Wicker and her husband, Larry, were a pair of Newburgh empty nesters with three grown children in their 20s.
They'd flown to the Central Asian republic for a monthlong visit, hoping to adopt.
Alex and Oksana were brought into an office to meet the Wickers.
A translator asked Alex if he had any questions.
"What kind of car do you drive," he remembers asking in Russian.
Today it prompts him to grin sheepishly, but Alex also recalls how he and his sister lived on their own for weeks, at age 8 and 6, when their grandparents died.
And how he once ran away from the orphanage when another couple showed interest in taking them to the United States.
"I'd heard Americans only wanted to adopt so they could sell your organs or give them to their children," he said.

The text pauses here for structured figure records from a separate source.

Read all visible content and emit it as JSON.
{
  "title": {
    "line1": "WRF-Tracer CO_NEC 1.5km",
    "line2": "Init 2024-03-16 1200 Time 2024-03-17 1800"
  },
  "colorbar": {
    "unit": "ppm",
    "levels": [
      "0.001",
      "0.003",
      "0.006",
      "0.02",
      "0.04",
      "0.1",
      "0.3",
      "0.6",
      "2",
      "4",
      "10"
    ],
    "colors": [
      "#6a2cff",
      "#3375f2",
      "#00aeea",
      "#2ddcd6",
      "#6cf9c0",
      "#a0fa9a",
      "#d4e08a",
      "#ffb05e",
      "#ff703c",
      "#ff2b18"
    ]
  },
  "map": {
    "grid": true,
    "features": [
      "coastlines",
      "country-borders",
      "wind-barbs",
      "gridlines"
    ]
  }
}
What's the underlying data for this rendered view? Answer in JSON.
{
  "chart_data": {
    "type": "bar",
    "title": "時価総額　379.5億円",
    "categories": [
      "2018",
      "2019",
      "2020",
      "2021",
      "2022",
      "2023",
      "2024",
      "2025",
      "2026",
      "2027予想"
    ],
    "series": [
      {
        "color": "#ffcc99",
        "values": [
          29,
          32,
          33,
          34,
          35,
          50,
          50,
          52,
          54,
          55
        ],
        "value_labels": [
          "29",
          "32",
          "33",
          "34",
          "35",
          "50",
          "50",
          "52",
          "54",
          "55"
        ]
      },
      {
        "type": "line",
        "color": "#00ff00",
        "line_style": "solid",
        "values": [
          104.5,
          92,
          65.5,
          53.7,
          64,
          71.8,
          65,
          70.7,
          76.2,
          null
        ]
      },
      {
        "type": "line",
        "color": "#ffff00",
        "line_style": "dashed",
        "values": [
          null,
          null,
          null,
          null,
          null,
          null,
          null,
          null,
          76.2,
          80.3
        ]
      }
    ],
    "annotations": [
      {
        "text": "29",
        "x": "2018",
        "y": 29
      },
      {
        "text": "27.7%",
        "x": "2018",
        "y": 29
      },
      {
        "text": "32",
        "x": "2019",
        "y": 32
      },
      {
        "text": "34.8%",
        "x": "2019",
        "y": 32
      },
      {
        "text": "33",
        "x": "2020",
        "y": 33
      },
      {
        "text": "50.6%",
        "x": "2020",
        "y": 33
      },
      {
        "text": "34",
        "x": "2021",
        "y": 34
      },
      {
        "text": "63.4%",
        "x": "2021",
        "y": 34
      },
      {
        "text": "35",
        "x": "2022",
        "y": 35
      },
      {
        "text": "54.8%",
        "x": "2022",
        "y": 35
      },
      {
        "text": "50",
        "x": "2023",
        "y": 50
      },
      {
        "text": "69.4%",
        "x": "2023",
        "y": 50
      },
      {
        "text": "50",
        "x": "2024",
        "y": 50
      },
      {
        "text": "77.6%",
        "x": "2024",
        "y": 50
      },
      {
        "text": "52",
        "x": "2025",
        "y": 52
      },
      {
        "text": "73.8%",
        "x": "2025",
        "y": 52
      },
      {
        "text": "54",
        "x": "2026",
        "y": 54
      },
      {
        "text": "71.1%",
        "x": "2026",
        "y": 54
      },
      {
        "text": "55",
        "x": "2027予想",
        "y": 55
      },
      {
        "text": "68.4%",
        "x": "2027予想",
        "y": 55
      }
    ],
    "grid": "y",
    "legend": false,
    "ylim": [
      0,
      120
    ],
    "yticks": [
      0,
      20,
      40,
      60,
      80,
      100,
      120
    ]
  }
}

That was a lifetime ago, or so it seems.
Today, Alex and Oksana — who attend Bethel Temple and a Russian-language church on Washington Avenue — are gearing up for an early summer trip to an orphanage in Yangon, Myanmar, bordered by Thailand, India and China.
It's part of a missionary venture by members of Bethel Temple. The orphanage there, explains Linda Wicker, focuses on older children.
This will be a chance for Alex and Oksana to meet a girl the Wickers sponsor and to offer hope and understanding to orphaned children age 6 and older.
The Wicker family will be taking donated items, from toothbrushes and footwear to soccer balls for the youngsters.
Oksana says, "They will know they are not the only ones who are orphans and there are people who love them and watch over them."
On Saturday from 11 a.m. to 2 p.m., Alex and Oksana will be at Family Christian Bookstore, 701 N. Green River Road, selling matted copies of a poem and a drawing of Jesus on the cross that Alex created.
They're hoping to raise $2,000 to help defray travel expenses and buy additional items they can donate.
Larry Wicker has been to Myanmar with his wife and said he's "humbled" by the people there and "their immense gratitude. I gave an individual a small pocket flashlight, and he was so thankful. The flashlight would provide a small beam of light for his family when the power would not be available for days."
Linda Wicker noted people sometimes will say, "You can't save the world by sponsoring or adopting a kid." She tells them what an adoption coordinator told her: "You're not going to change the world, but for that one child the world will change."
Lately, Alex and Oksana have been bugging their parents to adopt another child.
"My brother has his sports, I'd like a little sister," said Oksana.
"I tell them, 'Talk to your father,'" said Linda Wicker.